Despite housing a prokaryotic community similar in certain aspects to HMA sponge species (e.g., in terms of diversity and class abundance), the sponge A. flabelliformis, clustered with the LMA species in the PCO ordination, and did not share any abundant OTUs with the HMA sponge species. Instead, it housed nine abundant OTUs of which only two were shared with another sponge species (A. cubensis). Although Gloeckner et al. (2014) assigned species of Agelas, including A. citrina, A. dilatata, A. dispar, A. wiedenmayeri, A. cervicornis, A. conifera, and A. oroides, HMA status, they did report that these species contained less dense microbial communities compared to other HMA species. The TEM images of this species clearly showed large bacterial cells, but these were not densely packed as shown in the images of the HMA species. Cleary et al. (2019a, b) also previously remarked that species of Agelas sampled in Thailand and Taiwan clustered in between HMA and LMA species in an ordination. The results of the present study, thus, confirm previous studies suggesting that species of Agelas house prokaryotic consortia distinct from both HMA and LMA species.

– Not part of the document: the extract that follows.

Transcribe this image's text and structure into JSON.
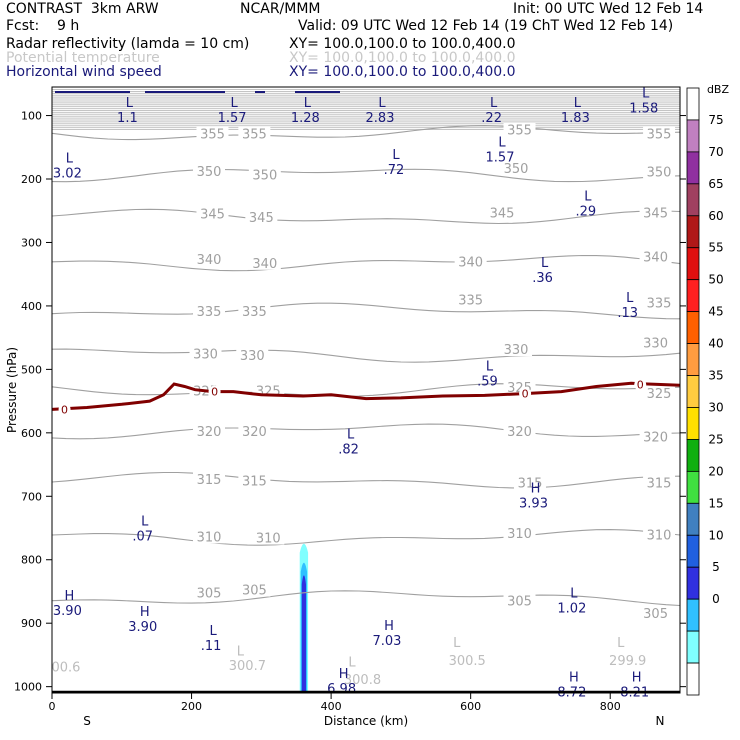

We were able to identify a number of class-based predictors of HMA/LMA status. The Dehalococcoidia and JG30-KF-CM66 are both classes within the phylum Chloroflexi, which has been identified by various studies as an important indicator phylum of HMA status (Schmitt et al. 2011; Moitinho-Silva et al. 2017). Sequences belonging to the the BD2-11 terrestrial group have previously been recorded across a range of biotopes including marine sediments, sponges, and soils (Hanada and Sekiguchi 2014). The BD2-11 terrestrial group is also a class of the Gemmatimonadota phylum (according to the SILVA database used), which has been recognised as an important indicator phylum of HMA status (Moitinho-Silva et al. 2017). Members of the recently described Thermoanaerobaculia class have previously been implicated in sulfur cycling (Flieder et al. 2021). The Thermoanaerobaculia, Subgroup 11, and Subgroup 21 clades all belong to the Acidobacteriota phylum, which has previously been identified as a HMA indicator phylum (Moitinho-Silva et al. 2017). Acidobacteriota members are important components of the soil bacterial community where they have been shown to be heterotrophic, often oligotrophic and sensitive to shifts in pH (Fierer et al. 2007, 2012; Jones et al. 2009). They have also previously been suggested to be important indicators of wetland restoration and trophic status (Hartman et al. 2008). Sponge-specific clusters were also shown to be ‘particularly well represented’ among certain bacterial taxa including the Acidobacteriota, in addition to Chloroflexi, Cyanobacteria, Poribacteria, and Betaproteobacteria (Simister et al. 2012). In the sponge Rhopaloeides odorabile, Acidobacteriota (and Chloroflexi) members also appeared to be sensitive to elevated temperature under which conditions they were replaced by Proteobacteria, Bacteroidetes and Firmicutes (Webster et al. 2008). Future work should focus on trying to unravel the role that Acidobacteriota members play in marine sponges and the nature of their association with HMA sponges in particular.

5 Conclusion

The results from TEM imagery and compositional analysis align with respect to HMA/LMA status. In addition, this study supports previous research highlighting the prevalence of small subsets of highly abundant OTUs, and concomitantly lower evenness, in LMA sponge species. Taken together, our results demonstrate that the HMA/LMA dichotomy extends to sponges inhabiting the mesophotic zone. Although samples of the LMA sponge species clustered together, suggesting compositional similarity, it should be noted that there were marked differences in the relative abundances of the dominant classes of LMA species with Gammaproteobacteria dominating the prokaryotic communities of P. folium and A. cubensis, whereas Acidimicrobiia (previously identified as a HMA indicator taxon; Moitinho-Silva et al. 2017) dominated the communities of A. flabelliformis and C. kuekenthali.